Walt Crowley's memorial service at the Museum of History and Industry (MOHAI) on Tuesday, Oct. 2, was an event. Hundreds of people showed up and it was standing room only. If you missed it, the Seattle Channel was there.
A lengthy bio in the program outlined his many accomplishments as a historian, author, journalist, and activist, and there was a slide-show photo album of him hob-nobbing with people from William F. Buckley to William S. Burroughs. But more than accomplishments and connections, what really came through loud and clear was that here was a man with a zest for life who lived it fully and eccentrically as himself. He was a proud "citizen of Seattle," a phrase he wanted on his memorial plaque. He lived life as only Walt Crowley could have lived it.
The service was a fitting memorial because such a collection of people would gather for no one else. There were politicians, historians, media figures, fans, writers, Blue Moon boozing buddies, and living legends. I saw only a fraction of the attendees, but a few familiar names and faces included Dan Evans, Mike Lowry, Ralph Munro, John Carlson, Jean Godden, Peter Steinbrueck, Sally Clark, David Goldstein, Tim Egan, Eric Liu, Barry Mitzman, Steve Scher, Ken Vincent, Paul Dorpat, Cathy Allen, Bob Gogerty, Jay Rockey. It was a bipartisan, multigenerational, countercultural, and establishment collection of people who have shaped, and continue to shape, this city and state. Just the kind of party Crowley liked to throw.
Speakers included MOHAI executive director Leonard Garfield, master of ceremonies and eulogist Hubert Locke, Walt's wife, Marie McCaffrey, friend and philosophy professor Glenn Hughes, former Seattle Mayor Norm Rice, historian Alan Stein, civic activist Henry Aronson, and HistoryLink board member Dr. Dorothy Mann. His mother, Violet, shared the stage as well. Color was added by the ushers who were members of the Doc Maynard outpost of E. Clampus Vitus, a fraternal organization born during the gold-rush years. Clad in red and black with top hats and button-covered vests, they looked like an army of Morris Dancers and Deadheads. They enjoy historic preservation and love to drink, so Crowley was a member.
The thing Crowley brought to the civic table was his active use of history in political discussion. The past wasn't dead for him – it provided the fodder for argument, as exemplified by a guest column published posthumously in last Sunday's Seattle Times. Walt argued in support of the transportation ballot measure in November. He may have been speaking from beyond the grave, but he wasn't rattling old bones. He was telling us to seize the past and engage it as a living thing – as something vital to our being.

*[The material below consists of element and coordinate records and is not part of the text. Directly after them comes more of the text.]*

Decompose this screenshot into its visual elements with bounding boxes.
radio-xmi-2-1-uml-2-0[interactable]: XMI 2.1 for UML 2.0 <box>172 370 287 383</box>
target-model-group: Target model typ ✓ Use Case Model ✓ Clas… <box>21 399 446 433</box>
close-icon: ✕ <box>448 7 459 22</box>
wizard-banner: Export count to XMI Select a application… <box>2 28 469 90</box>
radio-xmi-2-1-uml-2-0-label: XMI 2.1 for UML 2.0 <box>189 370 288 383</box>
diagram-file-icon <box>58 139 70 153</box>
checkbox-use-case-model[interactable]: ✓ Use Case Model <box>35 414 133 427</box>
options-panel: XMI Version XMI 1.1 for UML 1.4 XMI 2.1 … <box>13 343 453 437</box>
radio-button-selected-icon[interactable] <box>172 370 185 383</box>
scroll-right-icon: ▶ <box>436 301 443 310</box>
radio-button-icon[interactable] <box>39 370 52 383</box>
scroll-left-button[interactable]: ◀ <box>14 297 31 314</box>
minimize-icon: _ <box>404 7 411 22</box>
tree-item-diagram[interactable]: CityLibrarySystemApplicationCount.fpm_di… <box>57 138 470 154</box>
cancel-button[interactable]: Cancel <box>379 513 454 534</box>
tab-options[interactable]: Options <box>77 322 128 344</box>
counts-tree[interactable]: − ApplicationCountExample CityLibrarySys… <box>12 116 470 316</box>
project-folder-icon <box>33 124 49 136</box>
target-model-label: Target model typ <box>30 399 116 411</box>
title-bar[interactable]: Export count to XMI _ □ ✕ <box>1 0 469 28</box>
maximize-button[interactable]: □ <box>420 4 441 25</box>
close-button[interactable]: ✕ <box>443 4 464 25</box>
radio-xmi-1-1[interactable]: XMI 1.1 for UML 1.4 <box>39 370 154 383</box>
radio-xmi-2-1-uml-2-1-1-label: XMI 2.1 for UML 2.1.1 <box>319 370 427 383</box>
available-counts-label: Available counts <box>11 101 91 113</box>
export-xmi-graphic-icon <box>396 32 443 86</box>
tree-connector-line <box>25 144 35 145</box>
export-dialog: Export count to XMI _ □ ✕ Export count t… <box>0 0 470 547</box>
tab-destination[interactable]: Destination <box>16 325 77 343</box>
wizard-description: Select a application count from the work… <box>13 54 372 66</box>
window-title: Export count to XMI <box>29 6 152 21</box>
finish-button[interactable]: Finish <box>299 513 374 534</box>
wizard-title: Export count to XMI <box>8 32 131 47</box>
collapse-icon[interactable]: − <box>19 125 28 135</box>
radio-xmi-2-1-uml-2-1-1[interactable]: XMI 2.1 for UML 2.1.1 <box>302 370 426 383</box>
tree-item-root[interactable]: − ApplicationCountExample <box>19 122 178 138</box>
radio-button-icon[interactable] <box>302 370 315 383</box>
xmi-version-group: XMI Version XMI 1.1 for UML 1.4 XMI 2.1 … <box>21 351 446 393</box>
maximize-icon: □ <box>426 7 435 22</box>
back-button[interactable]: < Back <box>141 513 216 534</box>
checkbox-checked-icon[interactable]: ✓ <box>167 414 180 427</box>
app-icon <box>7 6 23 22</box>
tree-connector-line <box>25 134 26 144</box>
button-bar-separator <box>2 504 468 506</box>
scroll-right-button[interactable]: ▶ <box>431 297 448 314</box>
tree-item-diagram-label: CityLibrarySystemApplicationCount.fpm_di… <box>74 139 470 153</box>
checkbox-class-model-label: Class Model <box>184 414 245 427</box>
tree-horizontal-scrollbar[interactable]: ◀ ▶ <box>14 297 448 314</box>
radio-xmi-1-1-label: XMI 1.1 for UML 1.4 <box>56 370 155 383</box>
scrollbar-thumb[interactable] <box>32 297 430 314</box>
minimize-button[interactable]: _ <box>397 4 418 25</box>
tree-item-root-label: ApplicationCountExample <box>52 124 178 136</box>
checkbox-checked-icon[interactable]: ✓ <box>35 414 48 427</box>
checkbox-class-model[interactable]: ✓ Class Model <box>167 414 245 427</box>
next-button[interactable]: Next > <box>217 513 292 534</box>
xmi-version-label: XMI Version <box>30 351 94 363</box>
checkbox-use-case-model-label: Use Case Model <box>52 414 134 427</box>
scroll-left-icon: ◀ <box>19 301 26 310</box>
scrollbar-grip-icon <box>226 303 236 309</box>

This was captured in a Crowley quote on the cover of the memorial service program:
So what use does history serve? Ultimately, just one: It helps us to be more human. Subtract all analytic or pragmatic applications, and you are left with the story – the essential narrative defining our place in time and in the stream of our culture.
For a couple of hours, that stream and narrative wound through the gathering to remember Walt Crowley and carried us all some place new.